计算机科学 ›› 2023, Vol. 50 ›› Issue (1): 194-204.doi: 10.11896/jsjkx.220500241

• 人工智能 • 上一篇    下一篇

一种基于深度强化学习的无人小车双层路径规划方法

黄昱洲, 王立松, 秦小麟   

  1. 南京航空航天大学计算机科学与技术学院 南京 211106
  • 收稿日期:2022-05-25 修回日期:2022-09-12 出版日期:2023-01-15 发布日期:2023-01-09
  • 通讯作者: 秦小麟(qinxcs@nuaa.edu.cn)
  • 作者简介:huangyuzhou@nuaa.edu.cn
  • 基金资助:
    国家自然科学基金(61728204)

Bi-level Path Planning Method for Unmanned Vehicle Based on Deep Reinforcement Learning

HUANG Yuzhou, WANG Lisong, QIN Xiaolin   

  1. College of Computer Science and Technology,Nanjing University of Aeronautics and Astronautics,Nanjing 211106,China
  • Received:2022-05-25 Revised:2022-09-12 Online:2023-01-15 Published:2023-01-09
  • About author:HUANG Yuzhou,born in 1998,postgraduate.His main research interests include robot intelligence,etc.
    QIN Xiaolin,born in 1953,Ph.D,is a senior member of China Computer Fe-deration.His main research interests include data management and security in distributed environment,etc.
  • Supported by:
    National Natural Science Foundation of China(61728204).

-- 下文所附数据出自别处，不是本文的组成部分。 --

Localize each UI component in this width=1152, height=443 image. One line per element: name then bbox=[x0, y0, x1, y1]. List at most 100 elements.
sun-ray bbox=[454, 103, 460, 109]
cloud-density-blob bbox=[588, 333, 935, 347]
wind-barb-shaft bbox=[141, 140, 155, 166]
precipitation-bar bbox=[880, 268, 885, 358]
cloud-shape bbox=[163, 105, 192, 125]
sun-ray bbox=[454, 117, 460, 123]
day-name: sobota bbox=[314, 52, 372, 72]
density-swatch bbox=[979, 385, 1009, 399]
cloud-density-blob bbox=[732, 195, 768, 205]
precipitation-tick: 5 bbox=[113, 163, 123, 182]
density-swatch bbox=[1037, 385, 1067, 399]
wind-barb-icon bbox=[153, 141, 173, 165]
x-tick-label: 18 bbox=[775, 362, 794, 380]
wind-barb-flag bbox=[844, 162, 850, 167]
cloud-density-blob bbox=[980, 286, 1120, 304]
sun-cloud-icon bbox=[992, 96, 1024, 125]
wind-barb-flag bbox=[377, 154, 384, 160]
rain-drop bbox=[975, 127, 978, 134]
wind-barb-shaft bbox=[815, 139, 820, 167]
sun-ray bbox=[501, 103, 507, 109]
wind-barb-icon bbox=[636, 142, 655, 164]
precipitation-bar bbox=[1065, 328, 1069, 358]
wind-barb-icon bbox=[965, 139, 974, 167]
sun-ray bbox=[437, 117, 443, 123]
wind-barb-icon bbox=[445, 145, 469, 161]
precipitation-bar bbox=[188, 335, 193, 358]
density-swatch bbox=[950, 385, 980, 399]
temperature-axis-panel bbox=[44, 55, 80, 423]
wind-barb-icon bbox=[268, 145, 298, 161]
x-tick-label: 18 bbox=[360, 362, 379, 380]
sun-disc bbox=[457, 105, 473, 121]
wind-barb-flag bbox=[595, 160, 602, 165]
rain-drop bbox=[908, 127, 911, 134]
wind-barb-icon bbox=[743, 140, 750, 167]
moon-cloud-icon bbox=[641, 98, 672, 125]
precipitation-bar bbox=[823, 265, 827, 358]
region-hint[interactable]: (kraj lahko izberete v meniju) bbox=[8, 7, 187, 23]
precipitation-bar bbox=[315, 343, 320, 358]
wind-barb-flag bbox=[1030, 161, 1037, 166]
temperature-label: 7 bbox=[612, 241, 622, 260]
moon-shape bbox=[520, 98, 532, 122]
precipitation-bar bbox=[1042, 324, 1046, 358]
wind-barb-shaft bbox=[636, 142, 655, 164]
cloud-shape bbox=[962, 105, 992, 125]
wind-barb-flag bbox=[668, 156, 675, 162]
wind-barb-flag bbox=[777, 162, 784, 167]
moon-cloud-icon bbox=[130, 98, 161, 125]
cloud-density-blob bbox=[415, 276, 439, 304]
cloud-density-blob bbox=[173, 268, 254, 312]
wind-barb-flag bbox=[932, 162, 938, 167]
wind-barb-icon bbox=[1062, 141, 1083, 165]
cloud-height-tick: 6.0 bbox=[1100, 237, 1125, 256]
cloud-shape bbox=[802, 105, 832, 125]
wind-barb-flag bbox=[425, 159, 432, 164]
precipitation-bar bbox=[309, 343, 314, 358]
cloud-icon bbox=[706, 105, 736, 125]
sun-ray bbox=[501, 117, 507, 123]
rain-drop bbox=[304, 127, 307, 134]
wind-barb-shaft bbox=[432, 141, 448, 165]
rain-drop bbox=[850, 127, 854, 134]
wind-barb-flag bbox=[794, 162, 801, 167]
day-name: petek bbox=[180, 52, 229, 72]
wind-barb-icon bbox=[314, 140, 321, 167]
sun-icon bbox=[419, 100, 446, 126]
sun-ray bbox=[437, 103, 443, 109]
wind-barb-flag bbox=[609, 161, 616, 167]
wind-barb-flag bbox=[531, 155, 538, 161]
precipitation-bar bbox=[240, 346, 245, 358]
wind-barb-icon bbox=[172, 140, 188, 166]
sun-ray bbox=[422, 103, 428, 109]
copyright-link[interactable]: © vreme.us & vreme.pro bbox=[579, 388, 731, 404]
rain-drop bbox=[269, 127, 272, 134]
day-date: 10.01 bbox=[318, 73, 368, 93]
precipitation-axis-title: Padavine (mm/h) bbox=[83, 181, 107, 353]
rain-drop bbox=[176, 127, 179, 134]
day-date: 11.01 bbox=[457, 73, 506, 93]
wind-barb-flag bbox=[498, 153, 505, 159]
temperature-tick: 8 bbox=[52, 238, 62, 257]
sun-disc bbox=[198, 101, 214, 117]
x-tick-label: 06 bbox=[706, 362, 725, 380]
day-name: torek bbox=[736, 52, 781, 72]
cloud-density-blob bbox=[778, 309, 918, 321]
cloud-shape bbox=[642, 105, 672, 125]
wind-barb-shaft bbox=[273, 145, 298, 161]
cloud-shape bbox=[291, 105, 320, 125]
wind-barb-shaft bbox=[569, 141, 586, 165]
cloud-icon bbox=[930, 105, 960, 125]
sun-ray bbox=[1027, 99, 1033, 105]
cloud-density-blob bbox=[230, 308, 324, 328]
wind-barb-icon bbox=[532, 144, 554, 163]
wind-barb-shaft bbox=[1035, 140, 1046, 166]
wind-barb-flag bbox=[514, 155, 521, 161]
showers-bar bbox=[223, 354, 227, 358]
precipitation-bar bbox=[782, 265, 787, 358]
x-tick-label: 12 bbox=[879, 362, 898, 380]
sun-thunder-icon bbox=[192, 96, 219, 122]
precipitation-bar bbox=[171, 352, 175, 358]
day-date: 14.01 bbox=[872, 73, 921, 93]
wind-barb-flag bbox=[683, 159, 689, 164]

摘要: 随着智能无人小车的广泛应用,智能化导航、路径规划和避障技术成为了重要的研究内容。文中提出了基于无模型的DDPG和SAC深度强化学习算法,利用环境信息循迹至目标点,躲避静态与动态的障碍物并且使其普适于不同环境。通过全局规划和局部避障相结合的方式,该方法以更好的全局性与鲁棒性解决路径规划问题,以更好的动态性与泛化性解决避障问题,并缩短了迭代时间;在网络训练阶段结合PID和A*等传统算法,提高了所提方法的收敛速度和稳定性。最后,在机器人操作系统ROS和仿真程序gazebo中设计了导航和避障等多种实验场景,仿真实验结果验证了所提出的兼顾问题全局性和动态性的方法具有可靠性,生成的路径和时间效率有所优化。

关键词: 无人小车, 避障, 路径规划, 深度强化学习

Abstract: With the wide application of intelligent unmanned vehicles,intelligent navigation,path planning and obstacle avoidance technology have become important research contents.This paper proposes model-free deep reinforcement learning algorithms DDPG and SAC,which use environmental information to track to the target point,avoid static and dynamic obstacles,and can be generally suitable for different environments.Through the combination of global planning and local obstacle avoidance,it solves the path planning problem with better globality and robustness,solves the obstacle avoidance problem with better dynamicity and generalization,and shortens the iteration time.In the network training stage,PID,A* and other traditional algorithms are combined to improve the convergence speed and stability of the method.Finally,a variety of experimental scenarios such as navigation and obstacle avoidance are designed in the robot operating system ROS and the simulation program gazebo.Simulation results verify the reliability of the proposed approach,which takes the global and dynamic nature of the problem into account and optimizes the generated paths and time efficiency.

Key words: Unmanned vehicle, Obstacle avoidance, Path planning, Deep reinforcement learning

中图分类号: 

  • TP311
[1]CAI K,WANG C,CHENG J,et al.Mobile robot path planning in dynamic environments:a survey[J].arXiv:2006.14195,2020.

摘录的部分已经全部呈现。